С людьми – та же история. Иные, кого я примечал издалека, были мне хорошо знакомы, я помнил их имена и намеревался окликнуть. Но одни успевали зайти в дом, другие – свернуть в боковой переулок, а тот, кто шел навстречу и проходил мимо, преображался, становился чужим; когда же он, разминувшись со мной, вновь отдалялся, я провожал его взглядом и думал, что все-таки это был тот, кого я наверняка знаю. Возле торговой лавки стояла кучка женщин, и одна из них даже показалась мне покойной тетушкой; однако, подойдя, я опять никого не узнал и вдобавок услышал, что говорят они на совершенно чужом наречии, едва мне понятном.

В конце концов я подумал: «Лучше поскорее уйти из этого города, он вроде как тот самый, а вроде как и нет». Но снова и снова я натыкался на знакомый дом или видел впереди знакомое лицо и опять всякий раз обманывался. При этом я не злился и не досадовал, только грустил и пугался; хотел прочесть молитву и изо всех сил вспоминал, да только вот в голову приходили сплошь нелепые, глупые фразы – к примеру, «глубокоуважаемый сударь» и «в имеющих место обстоятельствах», – и я растерянно и печально бормотал их себе под нос.

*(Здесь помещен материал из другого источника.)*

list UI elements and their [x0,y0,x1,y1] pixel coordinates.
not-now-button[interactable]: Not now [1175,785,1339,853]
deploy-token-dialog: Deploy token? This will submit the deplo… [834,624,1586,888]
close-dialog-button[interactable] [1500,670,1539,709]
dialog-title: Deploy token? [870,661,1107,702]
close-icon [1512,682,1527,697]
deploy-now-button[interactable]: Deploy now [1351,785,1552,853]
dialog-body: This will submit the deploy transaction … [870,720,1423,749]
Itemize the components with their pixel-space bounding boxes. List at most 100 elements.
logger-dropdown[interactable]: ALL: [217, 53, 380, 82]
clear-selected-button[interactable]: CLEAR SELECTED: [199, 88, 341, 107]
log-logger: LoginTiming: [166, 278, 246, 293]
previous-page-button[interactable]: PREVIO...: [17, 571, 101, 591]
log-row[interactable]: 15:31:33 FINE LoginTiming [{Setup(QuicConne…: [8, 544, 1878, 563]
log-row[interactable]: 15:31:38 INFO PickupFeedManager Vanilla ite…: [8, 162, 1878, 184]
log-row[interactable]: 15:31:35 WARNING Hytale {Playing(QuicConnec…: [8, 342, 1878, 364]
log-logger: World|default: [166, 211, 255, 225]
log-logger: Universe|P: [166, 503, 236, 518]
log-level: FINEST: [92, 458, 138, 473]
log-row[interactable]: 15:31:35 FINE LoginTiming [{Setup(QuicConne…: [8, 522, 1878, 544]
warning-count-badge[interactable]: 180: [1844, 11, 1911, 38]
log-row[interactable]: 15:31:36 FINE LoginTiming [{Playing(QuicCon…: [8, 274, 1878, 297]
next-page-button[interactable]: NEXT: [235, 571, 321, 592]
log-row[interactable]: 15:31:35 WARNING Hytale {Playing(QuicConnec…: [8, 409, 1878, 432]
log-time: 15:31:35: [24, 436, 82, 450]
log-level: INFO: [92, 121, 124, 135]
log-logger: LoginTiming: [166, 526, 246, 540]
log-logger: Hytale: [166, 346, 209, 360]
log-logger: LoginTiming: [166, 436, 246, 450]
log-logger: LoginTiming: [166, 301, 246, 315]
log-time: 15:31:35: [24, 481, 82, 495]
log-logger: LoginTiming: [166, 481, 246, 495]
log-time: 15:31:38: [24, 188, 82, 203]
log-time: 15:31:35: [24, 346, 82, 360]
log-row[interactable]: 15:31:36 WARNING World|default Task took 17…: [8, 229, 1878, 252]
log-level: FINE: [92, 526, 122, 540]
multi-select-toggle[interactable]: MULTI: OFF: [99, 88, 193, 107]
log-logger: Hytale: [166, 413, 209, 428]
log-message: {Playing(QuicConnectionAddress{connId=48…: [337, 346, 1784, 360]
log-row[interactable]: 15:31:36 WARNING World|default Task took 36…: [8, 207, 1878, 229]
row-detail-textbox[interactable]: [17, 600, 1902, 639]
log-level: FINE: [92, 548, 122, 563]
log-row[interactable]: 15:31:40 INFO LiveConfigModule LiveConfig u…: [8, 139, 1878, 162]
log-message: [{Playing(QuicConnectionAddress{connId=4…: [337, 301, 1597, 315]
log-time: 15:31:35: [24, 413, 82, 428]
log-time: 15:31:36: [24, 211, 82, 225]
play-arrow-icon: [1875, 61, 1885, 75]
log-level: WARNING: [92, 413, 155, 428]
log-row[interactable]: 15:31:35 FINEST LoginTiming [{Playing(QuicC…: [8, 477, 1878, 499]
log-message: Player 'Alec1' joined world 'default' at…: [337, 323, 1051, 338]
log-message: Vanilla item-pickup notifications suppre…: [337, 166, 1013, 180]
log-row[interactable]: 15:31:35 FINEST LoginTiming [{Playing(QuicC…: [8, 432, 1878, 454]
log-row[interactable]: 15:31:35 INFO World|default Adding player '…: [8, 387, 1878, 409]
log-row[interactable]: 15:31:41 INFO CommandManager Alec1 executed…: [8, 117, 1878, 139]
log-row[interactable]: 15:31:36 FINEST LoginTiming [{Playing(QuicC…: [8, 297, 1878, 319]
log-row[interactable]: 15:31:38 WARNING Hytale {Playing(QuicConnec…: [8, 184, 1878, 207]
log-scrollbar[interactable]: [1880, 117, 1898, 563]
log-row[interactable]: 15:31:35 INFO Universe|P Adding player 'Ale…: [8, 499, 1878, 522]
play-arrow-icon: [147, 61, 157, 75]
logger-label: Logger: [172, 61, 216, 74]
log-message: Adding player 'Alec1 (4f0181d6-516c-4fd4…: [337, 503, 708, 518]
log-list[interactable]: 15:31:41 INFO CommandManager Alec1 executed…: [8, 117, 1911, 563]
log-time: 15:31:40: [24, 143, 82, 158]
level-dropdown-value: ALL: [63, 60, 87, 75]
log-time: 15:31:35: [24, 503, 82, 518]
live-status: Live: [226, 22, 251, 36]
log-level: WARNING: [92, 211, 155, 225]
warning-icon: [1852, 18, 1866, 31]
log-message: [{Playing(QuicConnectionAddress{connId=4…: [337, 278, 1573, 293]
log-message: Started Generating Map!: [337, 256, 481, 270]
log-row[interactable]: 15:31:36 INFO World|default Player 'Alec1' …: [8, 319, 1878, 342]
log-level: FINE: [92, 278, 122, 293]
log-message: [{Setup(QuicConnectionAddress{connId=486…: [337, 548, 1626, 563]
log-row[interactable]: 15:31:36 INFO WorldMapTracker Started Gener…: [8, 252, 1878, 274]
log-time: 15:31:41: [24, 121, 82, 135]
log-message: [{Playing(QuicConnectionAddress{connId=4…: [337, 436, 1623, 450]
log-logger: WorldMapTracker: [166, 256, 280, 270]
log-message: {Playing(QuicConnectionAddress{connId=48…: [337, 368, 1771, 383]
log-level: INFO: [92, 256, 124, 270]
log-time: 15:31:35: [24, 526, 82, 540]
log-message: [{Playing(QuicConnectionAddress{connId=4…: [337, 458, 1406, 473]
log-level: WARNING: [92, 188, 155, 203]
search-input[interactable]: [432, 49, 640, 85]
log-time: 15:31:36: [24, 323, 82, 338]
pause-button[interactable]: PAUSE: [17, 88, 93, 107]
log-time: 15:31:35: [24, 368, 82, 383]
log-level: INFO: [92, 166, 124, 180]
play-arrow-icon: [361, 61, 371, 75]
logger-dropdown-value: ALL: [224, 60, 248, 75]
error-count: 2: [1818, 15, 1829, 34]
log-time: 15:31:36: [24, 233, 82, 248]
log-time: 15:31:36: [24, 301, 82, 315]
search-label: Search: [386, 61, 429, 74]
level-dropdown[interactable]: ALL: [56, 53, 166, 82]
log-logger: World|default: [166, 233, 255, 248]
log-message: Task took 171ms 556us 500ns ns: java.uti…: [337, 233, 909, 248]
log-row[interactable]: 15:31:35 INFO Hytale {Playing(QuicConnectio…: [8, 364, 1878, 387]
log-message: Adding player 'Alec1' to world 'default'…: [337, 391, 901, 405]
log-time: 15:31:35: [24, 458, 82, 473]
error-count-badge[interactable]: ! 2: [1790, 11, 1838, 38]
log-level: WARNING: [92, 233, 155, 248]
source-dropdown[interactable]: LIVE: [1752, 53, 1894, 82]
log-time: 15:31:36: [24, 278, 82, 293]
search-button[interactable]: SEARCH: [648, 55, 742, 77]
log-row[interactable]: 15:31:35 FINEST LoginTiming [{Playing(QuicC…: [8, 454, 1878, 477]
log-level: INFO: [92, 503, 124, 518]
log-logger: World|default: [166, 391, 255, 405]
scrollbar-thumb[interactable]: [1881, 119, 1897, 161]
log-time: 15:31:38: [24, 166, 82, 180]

Кажется, так продолжалось несколько часов; потный и усталый, я по-прежнему безвольно ковылял по городу. Уже свечерело, и я решил спросить у прохожих о постоялом дворе или о большом тракте, но заговорить ни с кем не мог, все шли мимо, будто меня вообще нет. От усталости и отчаяния я едва не плакал.

И вдруг, в очередной раз свернув за угол, я увидел перед собою наш давний переулок, слегка изменившийся и приукрашенный, но меня это ничуть не смутило. Я решительно устремился туда – в самом деле, дома все знакомые, несмотря на сновиденческие выкрутасы, а вот, наконец, и мой старый родительский дом. Тоже непомерно высокий, но в остальном почти как в былые времена; радость и волнение пробежали у меня по спине мурашками страха.

На пороге, однако, стояла моя первая любовь, по имени Генриетта. Правда, она стала как будто бы выше ростом и выглядела немного по-другому, нежели прежде, – еще больше похорошела. Мало того, подходя ближе, я увидел, что красота ее была поистине чудесной, совершенно ангельской, но заметил и что она светлая блондинка, а не шатенка, как Генриетта, тем не менее, это была она, с ног до головы, хоть и просветленная.